The reinsurer’s combined ratio in property and casualty reinsurance increased to 99.5%
Hannover Re posted a quarterly profit of €264m in the first three months and confirms its full-year earnings guidance.
This was despite sizeable natural catastrophe claims, further pandemic-related losses in life and health reinsurance and additional strengthening of provisions for possible losses resulting from the war in Ukraine.
“While we are all appalled by the suffering that Russia has unleashed in its war on Ukraine, it is not yet possible to put a concrete figure on the economic impact at this point in time,” said Jean-Jacques Henchoz, chief executive officer of Hannover Re.
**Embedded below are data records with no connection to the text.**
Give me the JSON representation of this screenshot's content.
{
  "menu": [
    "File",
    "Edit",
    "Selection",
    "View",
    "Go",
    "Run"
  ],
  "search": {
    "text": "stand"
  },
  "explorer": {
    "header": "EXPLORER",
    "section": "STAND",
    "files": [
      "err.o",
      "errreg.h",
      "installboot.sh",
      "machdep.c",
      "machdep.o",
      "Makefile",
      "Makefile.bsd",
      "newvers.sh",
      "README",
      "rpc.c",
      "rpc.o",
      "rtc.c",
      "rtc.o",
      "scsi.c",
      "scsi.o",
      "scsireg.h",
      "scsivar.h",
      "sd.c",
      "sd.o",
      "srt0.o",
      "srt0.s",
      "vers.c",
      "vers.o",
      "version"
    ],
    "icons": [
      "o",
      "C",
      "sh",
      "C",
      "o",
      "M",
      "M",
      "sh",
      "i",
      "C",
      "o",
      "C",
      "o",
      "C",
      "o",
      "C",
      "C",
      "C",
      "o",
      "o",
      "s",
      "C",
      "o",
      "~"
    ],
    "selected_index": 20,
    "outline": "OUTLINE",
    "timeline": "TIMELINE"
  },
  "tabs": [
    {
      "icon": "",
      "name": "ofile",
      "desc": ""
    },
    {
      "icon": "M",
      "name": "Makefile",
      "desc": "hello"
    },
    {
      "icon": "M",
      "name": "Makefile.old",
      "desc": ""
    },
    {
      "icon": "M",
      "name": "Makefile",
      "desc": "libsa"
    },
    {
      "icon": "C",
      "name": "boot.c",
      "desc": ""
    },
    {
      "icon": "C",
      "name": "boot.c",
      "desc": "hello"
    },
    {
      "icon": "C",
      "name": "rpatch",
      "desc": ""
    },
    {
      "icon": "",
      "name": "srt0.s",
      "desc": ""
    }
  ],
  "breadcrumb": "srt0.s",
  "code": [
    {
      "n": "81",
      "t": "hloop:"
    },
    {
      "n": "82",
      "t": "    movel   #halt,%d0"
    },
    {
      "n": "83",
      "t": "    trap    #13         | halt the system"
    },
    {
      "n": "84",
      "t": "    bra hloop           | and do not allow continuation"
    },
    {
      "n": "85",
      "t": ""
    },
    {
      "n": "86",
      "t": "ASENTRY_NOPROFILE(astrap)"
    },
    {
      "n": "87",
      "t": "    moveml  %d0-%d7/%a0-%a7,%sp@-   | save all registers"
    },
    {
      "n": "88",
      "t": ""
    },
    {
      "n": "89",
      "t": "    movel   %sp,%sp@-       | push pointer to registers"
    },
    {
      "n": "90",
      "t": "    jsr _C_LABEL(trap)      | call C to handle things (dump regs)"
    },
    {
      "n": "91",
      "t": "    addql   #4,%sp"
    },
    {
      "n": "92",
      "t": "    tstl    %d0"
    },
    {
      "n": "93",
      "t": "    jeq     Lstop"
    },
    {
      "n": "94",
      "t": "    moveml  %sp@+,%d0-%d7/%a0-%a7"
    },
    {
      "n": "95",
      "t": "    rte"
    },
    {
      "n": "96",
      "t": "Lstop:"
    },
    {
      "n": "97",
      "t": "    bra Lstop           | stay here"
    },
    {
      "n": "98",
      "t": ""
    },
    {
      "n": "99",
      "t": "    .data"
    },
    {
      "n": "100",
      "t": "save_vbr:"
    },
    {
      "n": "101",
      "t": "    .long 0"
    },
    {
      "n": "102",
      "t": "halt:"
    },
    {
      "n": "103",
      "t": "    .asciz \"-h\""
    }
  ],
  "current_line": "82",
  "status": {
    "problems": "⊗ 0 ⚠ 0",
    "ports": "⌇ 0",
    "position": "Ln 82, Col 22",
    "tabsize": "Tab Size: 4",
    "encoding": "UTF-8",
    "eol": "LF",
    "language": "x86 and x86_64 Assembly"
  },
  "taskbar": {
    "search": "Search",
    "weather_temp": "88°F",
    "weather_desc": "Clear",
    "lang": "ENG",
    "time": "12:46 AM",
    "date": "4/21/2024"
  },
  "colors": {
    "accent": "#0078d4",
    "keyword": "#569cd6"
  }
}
“Along with the potential implications of the war in Ukraine, we faced numerous natural catastrophes and further pandemic-related strains in life and health reinsurance in the first three months of the year.
Gross written premiums grew by 26% as of the end of March to €7.1 billion (up from €5.7 billion in the prior year quarter).
The combined ratio in property and casualty reinsurance increased to 99.5% (up from 96.2% in Q1 2021), exceeding the target level of no more than 96%.
Rates stand firm at renewals
The reinsurer said it “was satisfied overall” with the renewal of its property and casualty reinsurance portfolio as of 1 January 2022. 62% of the treaties in traditional property and casualty reinsurance were renegotiated on this date.
The inflation- and risk-adjusted price increase amounted to 4.1%, with the biggest gains recorded in Europe.
Meanwhile, premium volume increased by 17.4% at 1 April. The inflation- and risk-adjusted price increase for the renewed business amounted to 3.7%.
At a Group level Hannover Re continues to expect that net income of €1.4 billion to €1.5 billion will be generated for the 2022 financial year.
Guidance for 2022 confirmed
It is still too soon to put a definitive figure on losses for global insurance and reinsurance markets resulting from the war in Ukraine. Hannover Re has temporarily stopped writing new risks or renewal of treaties with clients in Russia and Belarus until further notice.
“Even though it will take some time before the impact of the war on insurers and reinsurers can be precisely quantified, we have taken the precaution of establishing additional provisions in the first quarter,” Henchoz said.
“Despite all the uncertainties, I remain confident that we can achieve the goals we have set ourselves for the full year thanks to our considerable resilience and robust profitability.”
This assumes that major loss expenditure does not materially exceed the budgeted level of €1.4 billion, the COVID-19 pandemic does not have a significant unexpected impact on the result in life and health reinsurance and no unforeseen developments occur in capital markets. The return on investment should reach at least 2.3%.